AFYONKARAHİSAR (AA) - Türkiye Barolar Birliği Başkanı (TBB) Metin Feyzioğlu, "saray" ifadesinin cumhuriyetle aynı cümlede bulunamayacağını söyleyerek, "Saraylara karşı bir devrimdir cumhuriyet. 'Adliye sarayı' da o anlamda yanlıştır, adliyedir. Türkiye Cumhuriyeti kurulduğunda, adliyelere 'saray' demeyi bilmiyor muyduk? Niçin 'adliye' demişiz. Çünkü saray ile hukuk devleti yan yana olmaz" dedi.

Feyzioğlu, Atatürkçü Düşünce Derneği (ADD) Afyonkarahisar Şube Başkanlığı'nca bir otelde düzenlenen "Hukuk ve Demokrasi" konulu konferansta, Türkiye'nin 90 yıl boyunca, İslam dünyasında Mustafa Kemal Atatürk sayesinde ayrıcalıklı ve lider bir konumdayken, bugün Avrupa'nın, Amerika'nın en ileri medeniyetleriyle kıyaslanır olmaktan çıktığını, kendisine İran, Tunus, hatta Mısır'ın örnek gösterilmeye başlandığı bir ülke haline geldiğini savundu.

İran Cumhurbaşkanı Yardımcısı'nın bir kaç gün önce bir açıklama yaparak, "Basın özgürlüğü toplumun bel kemiğidir, ifade hürriyeti toplumun bel kemiğidir, eğitim öğretim toplumun vazgeçilmezidir. Toplumlar baskıyla değil özgürlükle yeşerir" dediğini aktaran Feyzioğlu, "Biz korkarım geldiğimiz noktada İran'ın ilerlemesinden ders alır noktalardayız. Fakat çok da uzak olmayan bir geçmişte, Almanya ve Fransa ile kıyaslanırdık. Türkiye'ye 'parlayan yıldız' denirdi. Yine parlayacağız, yanlışlardan ders alarak parlayacağız" diye konuştu. 

"Türkiye Cumhuriyeti'nin aldığı 91 yıllık yolda, bu 91 yılın doğrularının ve yanlışlarının hesabını iyi niyetli bir şekilde yaparken, karşımıza cumhuriyetin yanlışlarını konuşanlar yerine, cumhuriyet ile hesaplaşanlar çıkıyor" diyen Feyzioğlu, şu halde cumhuriyetin yanlışlarını, 91 yılın varsa yanlışlarını konuşmak yerine, cumhuriyetin kuruluş felsefesini tartışmaya açanlar ve bunu değiştirmek için harekete geçenlerin kendilerini kaygılandırdığını ifade etti.

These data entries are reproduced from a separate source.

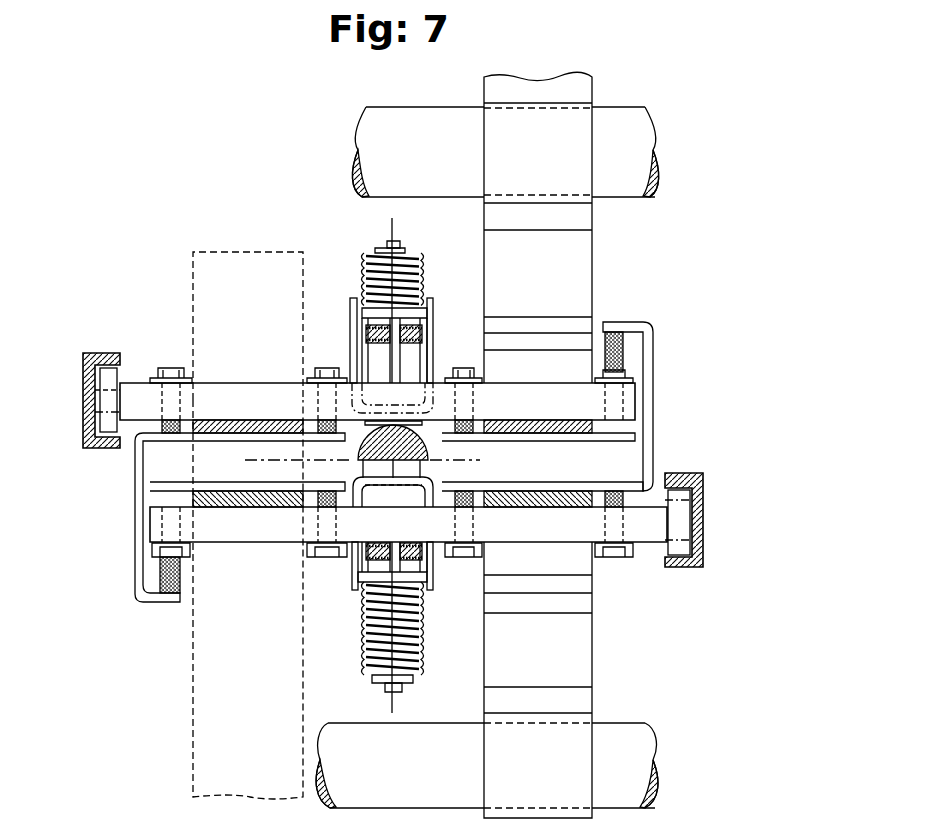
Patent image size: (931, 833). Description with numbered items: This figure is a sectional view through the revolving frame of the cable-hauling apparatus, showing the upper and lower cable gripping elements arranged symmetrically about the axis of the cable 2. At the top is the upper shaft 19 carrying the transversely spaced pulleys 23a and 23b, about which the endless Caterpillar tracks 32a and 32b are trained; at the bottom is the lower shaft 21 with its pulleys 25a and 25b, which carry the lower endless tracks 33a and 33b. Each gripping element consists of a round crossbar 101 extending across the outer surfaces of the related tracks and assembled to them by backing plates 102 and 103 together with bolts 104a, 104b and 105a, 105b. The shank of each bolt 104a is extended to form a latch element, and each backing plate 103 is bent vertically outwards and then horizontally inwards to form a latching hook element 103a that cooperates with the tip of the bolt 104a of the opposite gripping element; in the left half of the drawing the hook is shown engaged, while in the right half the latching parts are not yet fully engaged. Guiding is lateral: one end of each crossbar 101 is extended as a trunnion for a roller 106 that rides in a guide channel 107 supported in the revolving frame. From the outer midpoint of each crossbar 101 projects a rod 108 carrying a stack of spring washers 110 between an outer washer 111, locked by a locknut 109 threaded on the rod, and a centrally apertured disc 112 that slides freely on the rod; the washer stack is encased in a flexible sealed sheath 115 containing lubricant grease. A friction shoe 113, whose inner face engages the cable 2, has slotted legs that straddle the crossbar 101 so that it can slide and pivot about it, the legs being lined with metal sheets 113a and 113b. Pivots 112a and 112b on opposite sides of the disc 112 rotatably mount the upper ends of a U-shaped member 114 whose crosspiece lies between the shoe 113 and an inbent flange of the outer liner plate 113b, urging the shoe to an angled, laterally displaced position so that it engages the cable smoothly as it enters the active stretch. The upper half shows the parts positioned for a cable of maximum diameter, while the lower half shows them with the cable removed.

The cable 2 is at (362, 448).
The upper shaft 19 is at (385, 118).
The lower shaft 21 is at (442, 803).
The pulley 23a is at (590, 280).
The pulley 23b is at (300, 265).
The pulley 25a is at (592, 655).
The pulley 25b is at (205, 662).
The endless Caterpillar track 32a is at (580, 435).
The endless Caterpillar track 32b is at (238, 419).
The endless track 33a is at (546, 507).
The endless track 33b is at (300, 508).
The round crossbar 101 is at (276, 398).
The backing plate 102 is at (548, 438).
The backing plate 103 is at (248, 437).
The latching hook element 103a is at (152, 603).
The bolt 104a is at (622, 355).
The bolt 104b is at (460, 372).
The bolt 105a is at (165, 370).
The bolt 105b is at (328, 369).
The roller 106 is at (110, 428).
The guide channel 107 is at (108, 353).
The rod 108 is at (392, 348).
The locknut 109 is at (390, 242).
The stack of spring washers 110 is at (370, 268).
The outer washer 111 is at (402, 254).
The centrally apertured disc 112 is at (362, 306).
The pivot 112a is at (433, 320).
The pivot 112b is at (352, 318).
The friction shoe 113 is at (367, 335).
The metal sheet liner 113a is at (405, 343).
The outer liner plate 113b is at (420, 318).
The U-shaped member 114 is at (432, 340).
The flexible sealed sheath 115 is at (422, 263).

"Türkiye Cumhuriyeti tektir, Türkiye Cumhuriyeti'nin eskisi, yenisi olmaz" değerlendirmesinde bulunan Feyzioğlu, şöyle devam etti:

"Türkiye Cumhuriyeti'ne 'yeni' sıfatını takmak, yeni bir rejim, yeni bir devlet hayal etmektir. İşte bu, geçmişin yanlışlarından ders almak değil, cumhuriyetin kuruluş felsefesini, devletin kuruluş felsefesini değiştirmek anlamına gelir. Açık söyleyeyim, 'köklü' isminin başına 'yeni' sıfatını koyan her kurum için dediğim geçerlidir. Kurumların kuruluşları, temelleri değiştirilmez. O temellerin üzerine bina edilen uygulamalar çağa göre, ihtiyaca göre değişir. Bu çerçevede bir, Çankaya Köşkü'nün geçici süre orada kalacak bir yöneticinin iradesiyle, tıpkı 'Topkapı Sarayı'nı, Dolmabahçe'ye taşıyalım haydi' der gibi taşınmasını, sembolik olmanın ötesinde ya da bir devlet dairesinin taşınması uygulamasının çok ötesinde görüyorum. Bu kuruluş felsefesinin değiştirilmesidir. Türkiye Cumhuriyeti'nin temsil edildiği makam, saray olamaz. Türkiye Cumhuriyeti, saraya karşıdır. 'Saray' cumhuriyetle aynı cümlede bulunamaz. Saraylara karşı bir devrimdir cumhuriyet. 'Adliye sarayı' da o anlamda yanlıştır, adliyedir. Türkiye Cumhuriyeti kurulduğunda, adliyelere saray demeyi bilmiyor muyduk? Niçin adliye demişiz. Çünkü saray ile hukuk devleti yan yana olmaz."

Çankaya Köşkü'nün, Kurtuluş Savaşının yönetildiği, devrimlerin yapıldığı ve Atatürk'ün sofrasının kurulduğu yer olduğunu belirten Feyzioğlu, Çankaya Köşkü'nün saray ile değiştirilmesinin, yeni Türkiye'nin ne olduğunun göstergesi olduğunu kaydetti.